This may not be the post you are expecting.
This Time of Year, is weighted with a nearly inconceivable number of expectations, traditions, possibilities, hopes, tragedies…it just doesn’t stop. It is exactly that weight (and its impacts) I wish to discuss.
I am now going to speak the unspeakable…for many people, this is a profoundly unhappy Time of Year. If you aren’t one of those people, that is fantastic but if you are, you need to know, you are not the only one. I might even venture to say that this Time of Year is unhappy for something approaching most of us.
There is a terrible disconnect here. Every cultural message says exactly the opposite. We are supposed to be happy. We are commanded at all corners to be merry. We celebrate and smile, consume and contrive. We hide in the kitchen with our head in our hands and utter our favorite lie when someone asks what is wrong. “Nothing” we say. Nothing indeed.
We cannot admit we are part of the collection of human misery. We separate ourselves from “those unfortunate people” who need “help” this time of year. They are the other and we define ourselves in opposition. They are sad, we are not.
And, if we are one of the “unfortunate” we collect our hampers and toys and winter boots and jackets, needful of the help and so often, also ashamed of our need. Yet we can’t voice that either because just as the “fortunate” must be happy, the “unfortunate” must be grateful.
What has gone wrong here?
Before this turns into a rant worthy of a Dickensonian character, I want to speculate about all the good intentions that got us into this place to begin with.
I believe this time of year has always been problematic for human beings in the northern hemisphere. It’s dark, it’s cold, nothing grows, nothing to harvest. It’s about acknowledging that the winter can kill us and the hope that it won’t. We hope we have made enough provisions and we pray for the potential of the new year. We formalize these hopes into ritual. We celebrate the return of the sun, the birth of the Son, the preservation of the light. There is the potential of sustaining magic in the variations of all traditions. Sharing bounty, shedding of old habits, embracing forgiveness, these are all positive and growth inducing.
Yet, somehow sharing bounty has mutated into excessive consumption. Giving, which used to ensure survival of all the members of the community, has become an orgy of expectation. Worse still, if we resist the tide we feel ashamed of ourselves, Grinch-like, alone.
Our family dynamics buckle and break under the expectation of harmony. We deny our authentic sadnesses, losses, disappointments and desperately pretend to our own selves that we are a happy, “normal” family. We are disappointed and shame envelops us once again.
In my line of work, shame is a sly and intractable emotion with tremendous power. It can be staring the client and I right in the face, doing a little dance on the desk, swinging from the lamp, and we will not acknowledge it. To acknowledge shame is to feel it and it is one of the most horrible feelings people ever invented for themselves. It is worse than anger, sadness, fear or grief. It hangs around making us miserable because we don’t want to name it for what it is. The client won’t name it for their own sake and I often avoid naming it too. My understanding of my own shame makes me very hesitant to invoke it in others. Yuck.

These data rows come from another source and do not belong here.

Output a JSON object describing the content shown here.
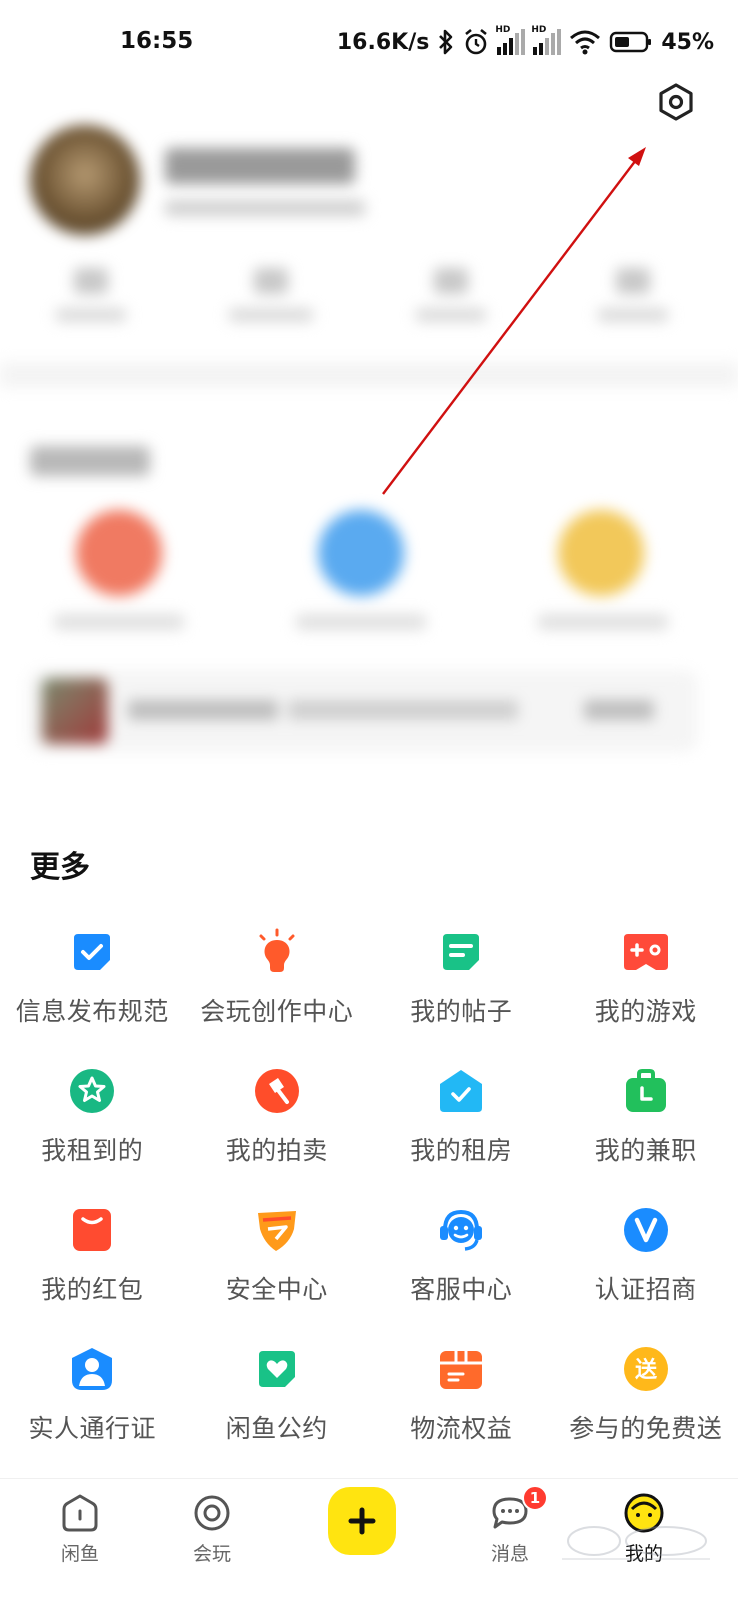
{
  "status_bar": {
    "time": "16:55",
    "net_speed": "16.6K/s",
    "battery": "45%"
  },
  "more_section": {
    "title": "更多",
    "items": [
      {
        "label": "信息发布规范",
        "icon": "check-square-icon",
        "color": "#1a8cff"
      },
      {
        "label": "会玩创作中心",
        "icon": "lightbulb-icon",
        "color": "#ff5a2b"
      },
      {
        "label": "我的帖子",
        "icon": "post-icon",
        "color": "#19c287"
      },
      {
        "label": "我的游戏",
        "icon": "gamepad-icon",
        "color": "#ff4a3a"
      },
      {
        "label": "我租到的",
        "icon": "star-badge-icon",
        "color": "#19b883"
      },
      {
        "label": "我的拍卖",
        "icon": "gavel-icon",
        "color": "#ff4d2a"
      },
      {
        "label": "我的租房",
        "icon": "house-icon",
        "color": "#22b8f5"
      },
      {
        "label": "我的兼职",
        "icon": "briefcase-icon",
        "color": "#22c05c"
      },
      {
        "label": "我的红包",
        "icon": "red-packet-icon",
        "color": "#ff4b30"
      },
      {
        "label": "安全中心",
        "icon": "shield-icon",
        "color": "#ff9a1a"
      },
      {
        "label": "客服中心",
        "icon": "headset-icon",
        "color": "#1a8cff"
      },
      {
        "label": "认证招商",
        "icon": "verified-v-icon",
        "color": "#1a8cff"
      },
      {
        "label": "实人通行证",
        "icon": "person-badge-icon",
        "color": "#1a8cff"
      },
      {
        "label": "闲鱼公约",
        "icon": "heart-doc-icon",
        "color": "#19c287"
      },
      {
        "label": "物流权益",
        "icon": "package-icon",
        "color": "#ff6a2b"
      },
      {
        "label": "参与的免费送",
        "icon": "gift-send-icon",
        "color": "#ffb81a",
        "glyph": "送"
      }
    ]
  },
  "bottom_nav": {
    "items": [
      {
        "label": "闲鱼",
        "icon": "home-icon"
      },
      {
        "label": "会玩",
        "icon": "circle-target-icon"
      },
      {
        "label": "消息",
        "icon": "message-icon"
      },
      {
        "label": "我的",
        "icon": "profile-face-icon"
      }
    ],
    "message_badge": "1",
    "publish_icon": "plus-icon"
  },
  "colors": {
    "accent_yellow": "#ffe410",
    "annotation_arrow": "#d01010"
  }
}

So, I’m going to give some of you a little gift this Time of Year. You may not like it. I sure don’t, but I’m tired of feeling ashamed of myself and being in a healing relationship with so many others who struggle similarly.
I feel shame that I can’t celebrate this Time of Year the way I perceive the rest of the world does. I am ashamed that I do not exist in perfect blissful happiness at the appointed time. I am ashamed that I do not like this Time of Year very much. It often sucks.
And now the magic. When I look at my shame or help my clients look at theirs, it is the first step to subduing it. It is okay not to be happy or merry or “finished your x-mass shopping” or “going away for the holidays” or “having family over” or “spending it with your kids” or any number of other things suggested by the clerk at Best Buy that you should be doing at this Time of Year.
It’s okay to be divorced, childless, parentless, poor, alone, abandoned, miserable, trapped, depressed or driven insane by your mother. These things are a normal part of the human condition. One or another of them happen to us all at some point in living. Do not dwell in the shame of it. Care for yourself in the ways you can. Grieve, cry, and be disappointed. Then pick up and keep on living. This Time of Year passes. There is potential in every moment to grow and be, make amends and heal. But none of that will happen if you are stuck longing for what you think you ought to have, or do, or say or be.
I do not ever wish my clients a merry x-mass or a happy new year. I tell them to take care of themselves. It seems a more realistic option.
So if you are not a client and haven’t heard it from me yet. . .please take care of yourself this Time of Year. Be good to the parts of you that are struggling and celebrate the resilient bits that each one of you can find if you look. You are perfect as you are and as long as you remain on the journey of life, there is hope for better.